This paper reveals that every image can be understood as a first-order norm+linear autoregressive process, referred to as FINOLA, where norm+linear denotes the use of normalization before the linear model. We demonstrate that images of size 256$\times$256 can be reconstructed from a compressed vector using autoregression up to a 16$\times$16 feature map, followed by upsampling and convolution.

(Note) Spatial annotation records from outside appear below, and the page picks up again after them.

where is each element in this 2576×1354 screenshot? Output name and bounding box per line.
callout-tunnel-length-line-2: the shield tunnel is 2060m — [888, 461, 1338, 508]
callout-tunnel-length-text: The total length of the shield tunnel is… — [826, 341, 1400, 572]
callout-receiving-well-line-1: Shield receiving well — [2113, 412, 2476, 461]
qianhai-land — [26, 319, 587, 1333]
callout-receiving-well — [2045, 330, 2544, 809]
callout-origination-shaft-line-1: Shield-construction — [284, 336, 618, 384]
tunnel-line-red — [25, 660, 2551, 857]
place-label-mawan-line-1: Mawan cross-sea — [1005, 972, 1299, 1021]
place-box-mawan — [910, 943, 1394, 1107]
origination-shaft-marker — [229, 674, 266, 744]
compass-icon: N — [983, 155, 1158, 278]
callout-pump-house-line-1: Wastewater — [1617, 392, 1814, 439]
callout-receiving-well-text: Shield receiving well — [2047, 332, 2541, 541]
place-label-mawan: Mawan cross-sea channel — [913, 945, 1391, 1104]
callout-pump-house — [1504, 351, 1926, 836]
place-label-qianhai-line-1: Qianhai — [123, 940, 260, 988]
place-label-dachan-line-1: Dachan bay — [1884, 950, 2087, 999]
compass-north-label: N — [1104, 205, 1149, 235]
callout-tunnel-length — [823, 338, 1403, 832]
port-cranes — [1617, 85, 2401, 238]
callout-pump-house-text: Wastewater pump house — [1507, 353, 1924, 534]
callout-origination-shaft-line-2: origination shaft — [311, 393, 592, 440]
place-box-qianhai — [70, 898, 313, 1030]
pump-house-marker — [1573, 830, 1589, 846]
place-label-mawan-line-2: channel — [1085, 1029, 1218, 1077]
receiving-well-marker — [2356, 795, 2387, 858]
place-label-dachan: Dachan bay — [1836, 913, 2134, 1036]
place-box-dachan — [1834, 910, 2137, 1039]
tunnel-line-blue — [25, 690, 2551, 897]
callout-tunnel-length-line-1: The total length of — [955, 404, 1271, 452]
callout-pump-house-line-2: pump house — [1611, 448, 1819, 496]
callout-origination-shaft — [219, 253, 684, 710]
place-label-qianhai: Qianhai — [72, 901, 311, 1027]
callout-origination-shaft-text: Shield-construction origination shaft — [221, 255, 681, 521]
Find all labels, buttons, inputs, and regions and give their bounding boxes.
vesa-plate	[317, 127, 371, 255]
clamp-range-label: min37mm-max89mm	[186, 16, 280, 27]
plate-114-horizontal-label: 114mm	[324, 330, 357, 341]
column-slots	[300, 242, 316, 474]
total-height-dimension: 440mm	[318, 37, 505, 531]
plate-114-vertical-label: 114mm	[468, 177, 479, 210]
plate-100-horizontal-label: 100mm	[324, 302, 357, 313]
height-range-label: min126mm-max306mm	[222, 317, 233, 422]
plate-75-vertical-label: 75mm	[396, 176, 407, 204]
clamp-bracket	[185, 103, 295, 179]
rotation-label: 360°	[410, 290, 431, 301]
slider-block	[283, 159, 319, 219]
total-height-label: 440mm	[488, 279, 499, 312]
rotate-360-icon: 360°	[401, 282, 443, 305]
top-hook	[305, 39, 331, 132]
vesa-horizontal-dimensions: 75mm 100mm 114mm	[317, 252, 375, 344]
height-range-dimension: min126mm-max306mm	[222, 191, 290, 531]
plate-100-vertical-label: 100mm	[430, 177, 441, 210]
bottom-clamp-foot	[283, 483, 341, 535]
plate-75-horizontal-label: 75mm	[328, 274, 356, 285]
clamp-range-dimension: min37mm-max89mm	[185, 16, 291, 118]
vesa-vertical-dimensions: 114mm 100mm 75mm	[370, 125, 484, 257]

This discovery sheds light on the underlying partial differential equations (PDEs) governing the latent feature space. Additionally, we investigate the application of FINOLA for self-supervised learning through a simple masked prediction technique. By encoding a single unmasked quadrant block, we can autoregressively predict the surrounding masked region. Remarkably, this pre-trained representation proves effective for image classification and object detection tasks, even in lightweight networks, without requiring fine-tuning. The code will be made publicly available.

翻译：本文揭示每张图像均可理解为一种一阶范数+线性自回归过程（称为FINOLA），其中“范数+线性”表示在线性模型前使用归一化操作。我们证明，大小为256×256的图像可通过自回归方式从压缩向量重建至16×16的特征图，再经上采样与卷积处理实现。这一发现揭示了支配潜在特征空间的偏微分方程机制。此外，我们探索了FINOLA在简单掩码预测技术中用于自监督学习的应用：通过编码单个非掩码象限区块，可自回归预测周边掩码区域。值得注意的是，该预训练表征在无需微调的情况下，即可在轻量级网络上有效完成图像分类与目标检测任务。相关代码将公开发布。